The church is the Fellowship of Jesus. We are united by our common union with God through Jesus. We have been gracefully brought into the communion of God. And the product is joy. We have become family in Him. People united by Jesus the King and turned into kin. Brothers and sisters not by our choosing but by His. Our usual lens for such non-familial relationships would be friendship, but here’s the thing: we choose our friends. When I see the church I see a family I was born into by the will of God.

Consuming Community



14For the whole law is fulfilled in one word: “You shall love your neighbor as yourself.” 15But if you bite and devour one another, watch out that you are not consumed by one another. 16But I say, walk by the Spirit, and you will not gratify the desires of the flesh…

22But the fruit of the Spirit is love, joy, peace, patience, kindness, goodness, faithfulness, 23gentleness, self-control; against such things there is no law. 24And those who belong to Christ Jesus have crucified the flesh with its passions and desires. 25If we live by the Spirit, let us also keep in step with the Spirit. 26Let us not become conceited, provoking one another, envying one another.


How is your family (organizational) culture today?

Fussy? Filled with fights?

Does jealousy lurk just below the surface?

Do your structures promote pride and leverage selfish ambition?

Community that consumes is common.


Such dysfunction abounds when fear, shame, and guilt have their way among us.


In Christ Jesus we have been given another way.


The Apostle Paul, writing to the Galatian churches, is concerned. He knows what happens when we our old nature runs into the old nature of another person. Unchecked by the Spirit of God, the old natures rises up and shows its conceit, its ungodly joy at provocation, and its festering envy over another’s good fortune. This kind of community is the kind that devours people and spits them out. Its always looking for the top of the pile. Its a consuming community.

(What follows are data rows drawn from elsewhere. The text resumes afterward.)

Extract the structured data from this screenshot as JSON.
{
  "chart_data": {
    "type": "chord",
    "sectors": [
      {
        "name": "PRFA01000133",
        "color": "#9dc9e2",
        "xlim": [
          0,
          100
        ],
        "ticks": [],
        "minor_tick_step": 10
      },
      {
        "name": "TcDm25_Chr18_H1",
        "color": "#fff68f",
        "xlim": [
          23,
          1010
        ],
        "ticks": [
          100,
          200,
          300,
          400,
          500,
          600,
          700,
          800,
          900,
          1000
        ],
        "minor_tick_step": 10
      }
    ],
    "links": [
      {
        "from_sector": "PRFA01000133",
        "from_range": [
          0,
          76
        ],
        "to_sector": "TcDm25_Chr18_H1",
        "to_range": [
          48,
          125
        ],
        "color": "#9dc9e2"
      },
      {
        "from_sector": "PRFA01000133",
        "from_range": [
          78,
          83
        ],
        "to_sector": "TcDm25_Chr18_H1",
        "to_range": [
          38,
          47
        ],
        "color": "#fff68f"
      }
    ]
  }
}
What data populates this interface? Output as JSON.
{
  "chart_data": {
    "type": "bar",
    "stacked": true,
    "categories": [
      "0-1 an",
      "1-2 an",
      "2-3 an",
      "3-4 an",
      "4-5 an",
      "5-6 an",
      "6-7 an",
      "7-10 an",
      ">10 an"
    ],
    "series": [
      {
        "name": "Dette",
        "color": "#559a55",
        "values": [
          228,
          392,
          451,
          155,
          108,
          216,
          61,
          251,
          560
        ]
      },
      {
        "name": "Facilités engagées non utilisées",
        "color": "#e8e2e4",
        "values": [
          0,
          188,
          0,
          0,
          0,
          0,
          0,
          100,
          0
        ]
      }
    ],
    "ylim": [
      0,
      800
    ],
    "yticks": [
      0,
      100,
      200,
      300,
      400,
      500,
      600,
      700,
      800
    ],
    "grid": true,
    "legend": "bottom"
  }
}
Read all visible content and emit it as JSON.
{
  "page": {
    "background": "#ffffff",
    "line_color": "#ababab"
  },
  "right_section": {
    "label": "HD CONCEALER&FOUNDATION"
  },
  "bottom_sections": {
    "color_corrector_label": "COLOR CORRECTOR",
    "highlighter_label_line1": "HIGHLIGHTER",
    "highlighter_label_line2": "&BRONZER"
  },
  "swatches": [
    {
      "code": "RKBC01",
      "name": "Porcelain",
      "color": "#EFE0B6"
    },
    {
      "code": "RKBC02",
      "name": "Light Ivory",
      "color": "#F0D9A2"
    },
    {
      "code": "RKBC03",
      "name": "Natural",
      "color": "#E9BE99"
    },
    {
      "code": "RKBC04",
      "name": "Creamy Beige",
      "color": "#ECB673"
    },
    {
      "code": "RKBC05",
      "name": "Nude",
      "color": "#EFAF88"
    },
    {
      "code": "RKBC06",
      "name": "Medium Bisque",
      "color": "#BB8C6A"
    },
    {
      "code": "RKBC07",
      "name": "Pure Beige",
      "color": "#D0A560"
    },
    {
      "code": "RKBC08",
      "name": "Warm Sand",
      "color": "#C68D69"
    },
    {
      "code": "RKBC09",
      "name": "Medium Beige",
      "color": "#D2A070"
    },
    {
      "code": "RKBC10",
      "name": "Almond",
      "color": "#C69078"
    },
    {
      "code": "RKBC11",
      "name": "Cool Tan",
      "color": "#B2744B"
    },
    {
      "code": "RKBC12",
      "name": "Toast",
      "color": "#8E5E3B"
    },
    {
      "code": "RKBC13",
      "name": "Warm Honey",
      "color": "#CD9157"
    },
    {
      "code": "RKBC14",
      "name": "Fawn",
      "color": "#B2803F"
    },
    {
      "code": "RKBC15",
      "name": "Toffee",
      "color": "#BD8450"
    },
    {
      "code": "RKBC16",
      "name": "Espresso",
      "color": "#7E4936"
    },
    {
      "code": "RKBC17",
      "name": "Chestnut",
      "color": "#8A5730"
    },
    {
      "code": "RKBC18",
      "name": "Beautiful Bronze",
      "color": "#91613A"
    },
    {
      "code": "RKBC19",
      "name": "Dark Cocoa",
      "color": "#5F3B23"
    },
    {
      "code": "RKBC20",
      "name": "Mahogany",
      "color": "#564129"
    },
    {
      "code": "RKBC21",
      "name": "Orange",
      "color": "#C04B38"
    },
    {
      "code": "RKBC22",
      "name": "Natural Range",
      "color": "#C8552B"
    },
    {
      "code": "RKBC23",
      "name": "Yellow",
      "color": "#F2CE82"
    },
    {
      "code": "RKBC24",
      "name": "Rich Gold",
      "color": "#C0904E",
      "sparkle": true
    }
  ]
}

The community that consumes has nothing to do with the Spirit of God and the fruit that is borne of a community surrendered to Jesus. Spiritual leadership in Jesus’ name will yearn for and create the environments that seek maturity that displays Jesus’ love, joy, peace, patience, kindness, goodness, faithfulness, gentleness, and self-control. Then we will catch glorious glimpses of The Communing Community of God, Father, Son & Holy Spirit.